Both are viable solutions, with different tradeoffs.
Is offset that tax shift by an amount of money equal to how much is spent employing people in that country. Same idea, but provide an incentive to hire more people locally.
I've been wish the US would do something similar to use taxes to incentive employment. Right now there's so many additional rules, fees, and legislative attachments to hiring people that the government is virtually incentivizing companies to favor automation.
"Don't teach a man to fish, feed yourself. He's a grown man. Fishing's not that hard." - Ron Swanson
(Cost of Government) / (Number of Citizens) = the fair tax per citizen.
Anything else is unfair, but necessary simply because not everyone can afford their fair share.
The tax code boils down to extracting unfair amounts of money from whomever can pay, muddied by the politics of helping friends and punishing enemies.
Sadly, politicians have a disincentive to keep a "reasonable" Cost of Government.
This issue is a bit more complicated than you think.
I appreciate the use of the term "fiendish" as artfully coined in this discussion.
It paints the companies trying to avoid taxes as nearly-diabolical agents skulking around in the dark, not to mention adding a delightful soupcon of sinfulness.
Of course, what this seems to conveniently ignore is that national taxation policies are likewise "fiendishly" complicated, sometimes driven by complicated corporate structures, but just as often driven by a quasi-socialist, populist, and (as long as we're painting in Medieval imagery) a quasi-Dulcinian desire to appropriate at least a piece of anything valuable "for the public" meaning actually "for politicians to spend and gain votes without the usual pain of public taxation or debt".
Companies respond to these policies. If the policies are so contrived and convoluted that there remain loopholes that are worth pursuing to evade tax, that's the LAW WRITERS' fault, not the companies' for exploiting it. But it plays so much better in the press to blame companies for being greedy, rather than politicians for being incompetent.
-Styopa
Yeah, that kind of attitude goes down really well.
Hence why Microsoft kowtowed to the EU requests and paid millions of dollars in fines, etc.
Pulling out of one of the top two world markets (depends what you look at exactly, but Europe and the US are either 1st or 2nd in almost any product/industry), especially over a sales tax, is corporate insanity and will see stockholder lawsuits within seconds.
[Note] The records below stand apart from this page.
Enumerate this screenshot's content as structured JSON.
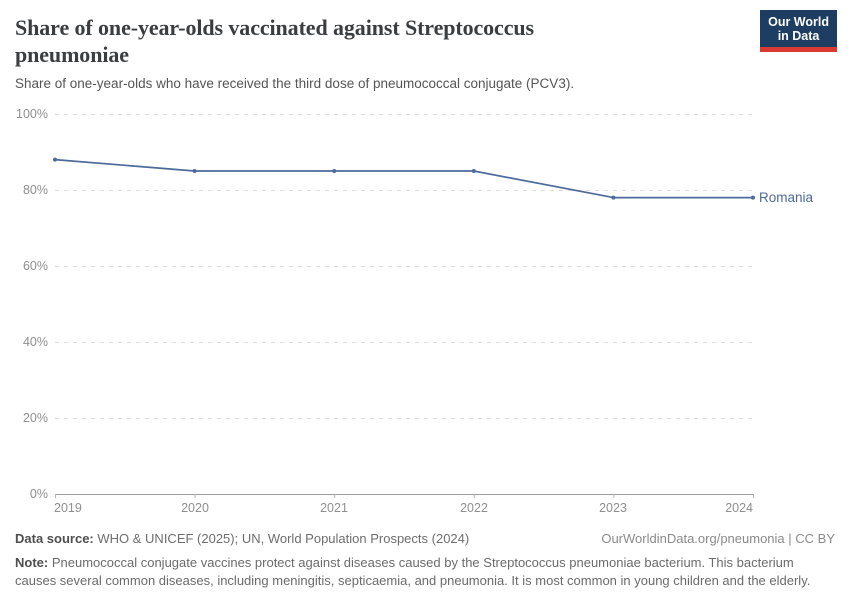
{
  "header": {
    "title": "Share of one-year-olds vaccinated against Streptococcus pneumoniae",
    "subtitle": "Share of one-year-olds who have received the third dose of pneumococcal conjugate (PCV3).",
    "logo": {
      "line1": "Our World",
      "line2": "in Data",
      "bg_color": "#1d3d63",
      "accent_color": "#d93a34"
    }
  },
  "chart_data": {
    "type": "line",
    "title": "Share of one-year-olds vaccinated against Streptococcus pneumoniae",
    "x": [
      "2019",
      "2020",
      "2021",
      "2022",
      "2023",
      "2024"
    ],
    "series": [
      {
        "name": "Romania",
        "values": [
          88,
          85,
          85,
          85,
          78,
          78
        ],
        "color": "#4C6A9C"
      }
    ],
    "ylim": [
      0,
      100
    ],
    "yticks": [
      0,
      20,
      40,
      60,
      80,
      100
    ],
    "ytick_labels": [
      "0%",
      "20%",
      "40%",
      "60%",
      "80%",
      "100%"
    ],
    "xlabel": "",
    "ylabel": "",
    "grid": "horizontal-dashed",
    "legend": "line-end-label"
  },
  "footer": {
    "source_label": "Data source:",
    "source_value": "WHO & UNICEF (2025); UN, World Population Prospects (2024)",
    "link": "OurWorldinData.org/pneumonia",
    "separator": " | ",
    "license": "CC BY",
    "note_label": "Note:",
    "note_value": "Pneumococcal conjugate vaccines protect against diseases caused by the Streptococcus pneumoniae bacterium. This bacterium causes several common diseases, including meningitis, septicaemia, and pneumonia. It is most common in young children and the elderly."
  }
}
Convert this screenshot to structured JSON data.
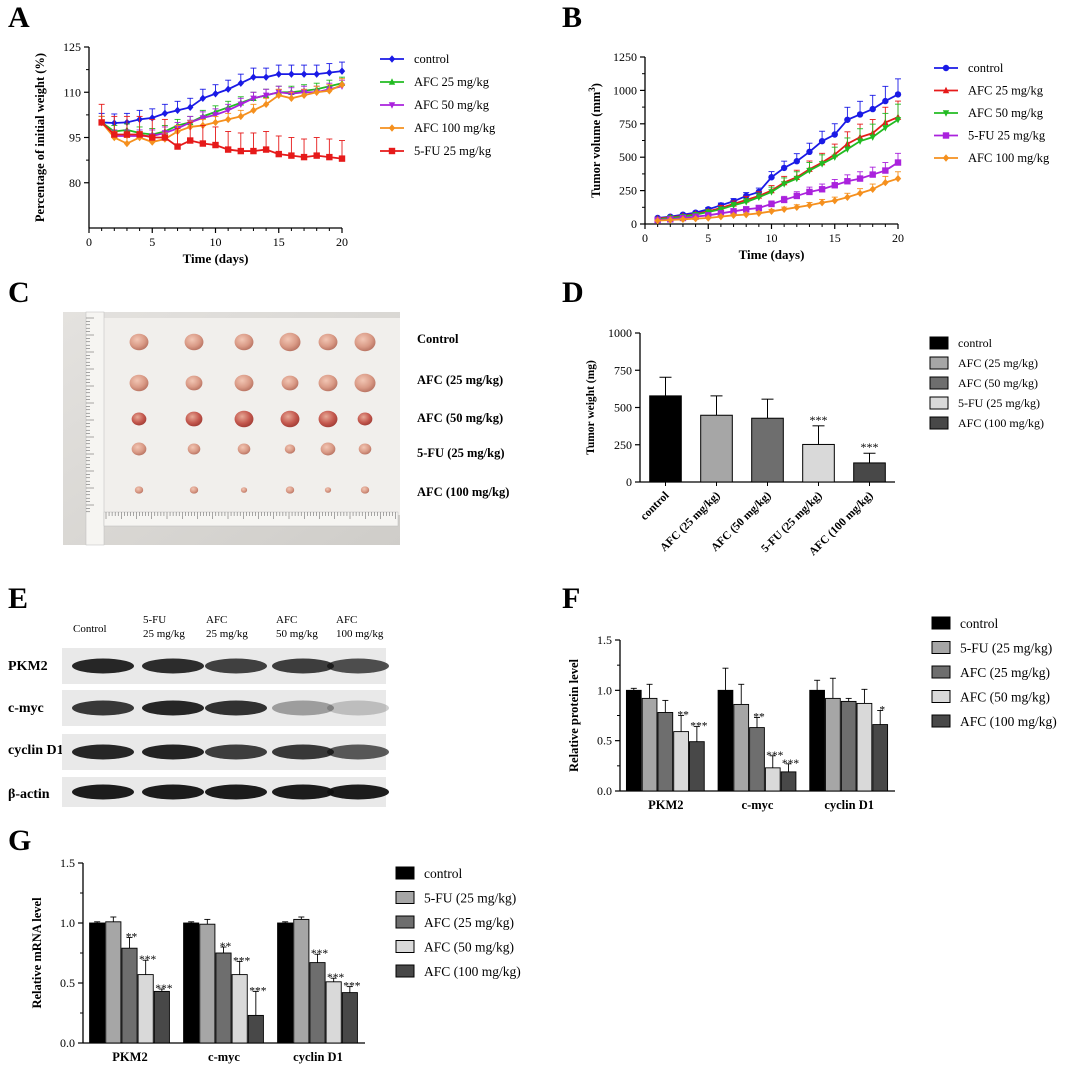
{
  "figure": {
    "panel_letters": [
      "A",
      "B",
      "C",
      "D",
      "E",
      "F",
      "G"
    ],
    "colors": {
      "control": "#1a1ae6",
      "afc25_line": "#22bb22",
      "afc50_line": "#aa22dd",
      "afc100_line": "#f5901e",
      "fu_line": "#e61a1a"
    }
  },
  "chart_data": [
    {
      "panel": "A",
      "type": "line",
      "title": "",
      "xlabel": "Time (days)",
      "ylabel": "Percentage of initial weight (%)",
      "xlim": [
        0,
        20
      ],
      "ylim": [
        65,
        125
      ],
      "xticks": [
        0,
        5,
        10,
        15,
        20
      ],
      "yticks": [
        80,
        95,
        110,
        125
      ],
      "x": [
        1,
        2,
        3,
        4,
        5,
        6,
        7,
        8,
        9,
        10,
        11,
        12,
        13,
        14,
        15,
        16,
        17,
        18,
        19,
        20
      ],
      "series": [
        {
          "name": "control",
          "color": "#1a1ae6",
          "marker": "diamond",
          "err": 3,
          "values": [
            100,
            99.8,
            100,
            101,
            101.5,
            103,
            104,
            105,
            108,
            109.5,
            111,
            113,
            115,
            115,
            116,
            116,
            116,
            116,
            116.5,
            117
          ]
        },
        {
          "name": "AFC 25 mg/kg",
          "color": "#22bb22",
          "marker": "triangle-up",
          "err": 2,
          "values": [
            100,
            97,
            97.5,
            96.5,
            96,
            97,
            99,
            100,
            102,
            103.5,
            105,
            106.5,
            108,
            109,
            110,
            110,
            110.5,
            111,
            112,
            113
          ]
        },
        {
          "name": "AFC 50 mg/kg",
          "color": "#aa22dd",
          "marker": "triangle-down",
          "err": 2,
          "values": [
            100,
            95.5,
            95.5,
            95.5,
            95.5,
            96.5,
            98,
            100,
            101.5,
            102.5,
            104,
            106,
            108,
            109,
            110,
            109.5,
            110,
            110,
            111,
            112
          ]
        },
        {
          "name": "AFC 100 mg/kg",
          "color": "#f5901e",
          "marker": "diamond",
          "err": 2,
          "values": [
            100,
            95,
            93,
            95,
            93.5,
            94.5,
            97,
            98.5,
            99,
            100,
            101,
            102,
            104,
            106,
            109,
            108,
            109,
            110,
            110.5,
            112.5
          ]
        },
        {
          "name": "5-FU 25 mg/kg",
          "color": "#e61a1a",
          "marker": "square",
          "err": 6,
          "values": [
            100,
            96,
            96,
            96,
            95,
            95,
            92,
            94,
            93,
            92.5,
            91,
            90.5,
            90.5,
            91,
            89.5,
            89,
            88.5,
            89,
            88.5,
            88
          ]
        }
      ]
    },
    {
      "panel": "B",
      "type": "line",
      "title": "",
      "xlabel": "Time (days)",
      "ylabel": "Tumor volume (mm",
      "ylabel_sup": "3",
      "ylabel_end": ")",
      "xlim": [
        0,
        20
      ],
      "ylim": [
        0,
        1250
      ],
      "xticks": [
        0,
        5,
        10,
        15,
        20
      ],
      "yticks": [
        0,
        250,
        500,
        750,
        1000,
        1250
      ],
      "x": [
        1,
        2,
        3,
        4,
        5,
        6,
        7,
        8,
        9,
        10,
        11,
        12,
        13,
        14,
        15,
        16,
        17,
        18,
        19,
        20
      ],
      "series": [
        {
          "name": "control",
          "color": "#1a1ae6",
          "marker": "circle",
          "err_frac": 0.12,
          "values": [
            45,
            55,
            70,
            85,
            110,
            140,
            170,
            210,
            240,
            350,
            420,
            470,
            540,
            620,
            670,
            780,
            820,
            860,
            920,
            970
          ]
        },
        {
          "name": "AFC 25 mg/kg",
          "color": "#e61a1a",
          "marker": "triangle-up",
          "err_frac": 0.15,
          "values": [
            40,
            50,
            60,
            75,
            95,
            120,
            150,
            180,
            210,
            250,
            310,
            350,
            410,
            460,
            520,
            600,
            650,
            680,
            760,
            800
          ]
        },
        {
          "name": "AFC 50 mg/kg",
          "color": "#22bb22",
          "marker": "triangle-down",
          "err_frac": 0.15,
          "values": [
            35,
            45,
            55,
            70,
            90,
            110,
            140,
            165,
            200,
            240,
            300,
            340,
            400,
            450,
            500,
            560,
            620,
            650,
            720,
            780
          ]
        },
        {
          "name": "5-FU 25 mg/kg",
          "color": "#aa22dd",
          "marker": "square",
          "err_frac": 0.15,
          "values": [
            30,
            35,
            45,
            55,
            65,
            80,
            95,
            110,
            120,
            150,
            180,
            210,
            240,
            260,
            290,
            320,
            340,
            370,
            400,
            460
          ]
        },
        {
          "name": "AFC 100 mg/kg",
          "color": "#f5901e",
          "marker": "diamond",
          "err_frac": 0.15,
          "values": [
            25,
            30,
            35,
            40,
            45,
            55,
            65,
            70,
            80,
            95,
            110,
            125,
            140,
            160,
            175,
            200,
            230,
            260,
            310,
            340
          ]
        }
      ]
    },
    {
      "panel": "D",
      "type": "bar",
      "xlabel": "",
      "ylabel": "Tumor weight (mg)",
      "ylim": [
        0,
        1000
      ],
      "yticks": [
        0,
        250,
        500,
        750,
        1000
      ],
      "categories": [
        "control",
        "AFC (25 mg/kg)",
        "AFC (50 mg/kg)",
        "5-FU (25 mg/kg)",
        "AFC (100 mg/kg)"
      ],
      "values": [
        578,
        448,
        428,
        252,
        128
      ],
      "errors": [
        125,
        130,
        128,
        125,
        65
      ],
      "significance": [
        "",
        "",
        "",
        "***",
        "***"
      ],
      "bar_colors": [
        "#000000",
        "#a6a6a6",
        "#6e6e6e",
        "#d9d9d9",
        "#484848"
      ],
      "legend": [
        "control",
        "AFC (25 mg/kg)",
        "AFC (50 mg/kg)",
        "5-FU (25 mg/kg)",
        "AFC (100 mg/kg)"
      ]
    },
    {
      "panel": "F",
      "type": "bar",
      "xlabel": "",
      "ylabel": "Relative protein level",
      "ylim": [
        0,
        1.5
      ],
      "yticks": [
        0.0,
        0.5,
        1.0,
        1.5
      ],
      "categories": [
        "PKM2",
        "c-myc",
        "cyclin D1"
      ],
      "series": [
        {
          "name": "control",
          "values": [
            1.0,
            1.0,
            1.0
          ],
          "errors": [
            0.02,
            0.22,
            0.1
          ],
          "sig": [
            "",
            "",
            ""
          ],
          "color": "#000000"
        },
        {
          "name": "5-FU (25 mg/kg)",
          "values": [
            0.92,
            0.86,
            0.92
          ],
          "errors": [
            0.14,
            0.2,
            0.2
          ],
          "sig": [
            "",
            "",
            ""
          ],
          "color": "#a6a6a6"
        },
        {
          "name": "AFC (25 mg/kg)",
          "values": [
            0.78,
            0.63,
            0.89
          ],
          "errors": [
            0.12,
            0.1,
            0.03
          ],
          "sig": [
            "",
            "**",
            ""
          ],
          "color": "#6e6e6e"
        },
        {
          "name": "AFC (50 mg/kg)",
          "values": [
            0.59,
            0.23,
            0.87
          ],
          "errors": [
            0.16,
            0.12,
            0.14
          ],
          "sig": [
            "**",
            "***",
            ""
          ],
          "color": "#d9d9d9"
        },
        {
          "name": "AFC (100 mg/kg)",
          "values": [
            0.49,
            0.19,
            0.66
          ],
          "errors": [
            0.15,
            0.08,
            0.14
          ],
          "sig": [
            "***",
            "***",
            "*"
          ],
          "color": "#484848"
        }
      ]
    },
    {
      "panel": "G",
      "type": "bar",
      "xlabel": "",
      "ylabel": "Relative mRNA level",
      "ylim": [
        0,
        1.5
      ],
      "yticks": [
        0.0,
        0.5,
        1.0,
        1.5
      ],
      "categories": [
        "PKM2",
        "c-myc",
        "cyclin D1"
      ],
      "series": [
        {
          "name": "control",
          "values": [
            1.0,
            1.0,
            1.0
          ],
          "errors": [
            0.01,
            0.01,
            0.01
          ],
          "sig": [
            "",
            "",
            ""
          ],
          "color": "#000000"
        },
        {
          "name": "5-FU (25 mg/kg)",
          "values": [
            1.01,
            0.99,
            1.03
          ],
          "errors": [
            0.04,
            0.04,
            0.02
          ],
          "sig": [
            "",
            "",
            ""
          ],
          "color": "#a6a6a6"
        },
        {
          "name": "AFC (25 mg/kg)",
          "values": [
            0.79,
            0.75,
            0.67
          ],
          "errors": [
            0.09,
            0.05,
            0.07
          ],
          "sig": [
            "**",
            "**",
            "***"
          ],
          "color": "#6e6e6e"
        },
        {
          "name": "AFC (50 mg/kg)",
          "values": [
            0.57,
            0.57,
            0.51
          ],
          "errors": [
            0.12,
            0.11,
            0.03
          ],
          "sig": [
            "***",
            "***",
            "***"
          ],
          "color": "#d9d9d9"
        },
        {
          "name": "AFC (100 mg/kg)",
          "values": [
            0.43,
            0.23,
            0.42
          ],
          "errors": [
            0.02,
            0.2,
            0.05
          ],
          "sig": [
            "***",
            "***",
            "***"
          ],
          "color": "#484848"
        }
      ]
    }
  ],
  "panel_c": {
    "groups": [
      "Control",
      "AFC (25 mg/kg)",
      "AFC (50 mg/kg)",
      "5-FU (25 mg/kg)",
      "AFC (100 mg/kg)"
    ]
  },
  "panel_e": {
    "lanes": [
      {
        "line1": "Control",
        "line2": ""
      },
      {
        "line1": "5-FU",
        "line2": "25 mg/kg"
      },
      {
        "line1": "AFC",
        "line2": "25 mg/kg"
      },
      {
        "line1": "AFC",
        "line2": "50 mg/kg"
      },
      {
        "line1": "AFC",
        "line2": "100 mg/kg"
      }
    ],
    "proteins": [
      "PKM2",
      "c-myc",
      "cyclin D1",
      "β-actin"
    ],
    "band_intensity": [
      [
        0.9,
        0.88,
        0.78,
        0.8,
        0.72
      ],
      [
        0.82,
        0.9,
        0.85,
        0.35,
        0.2
      ],
      [
        0.9,
        0.92,
        0.8,
        0.82,
        0.68
      ],
      [
        0.95,
        0.95,
        0.95,
        0.95,
        0.95
      ]
    ]
  }
}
And, to be honest, there are countries that survive just fine without Google. Google is only really the top search engine in English-speaking countries. And Google Maps? What about it? I can name ten different companies producing maps accurate enough for almost any purpose. You think ONLY Google get the mapping and aerial photography data of a country? Maybe StreetView (because they're the only ones really doing it seriously), but maps? No.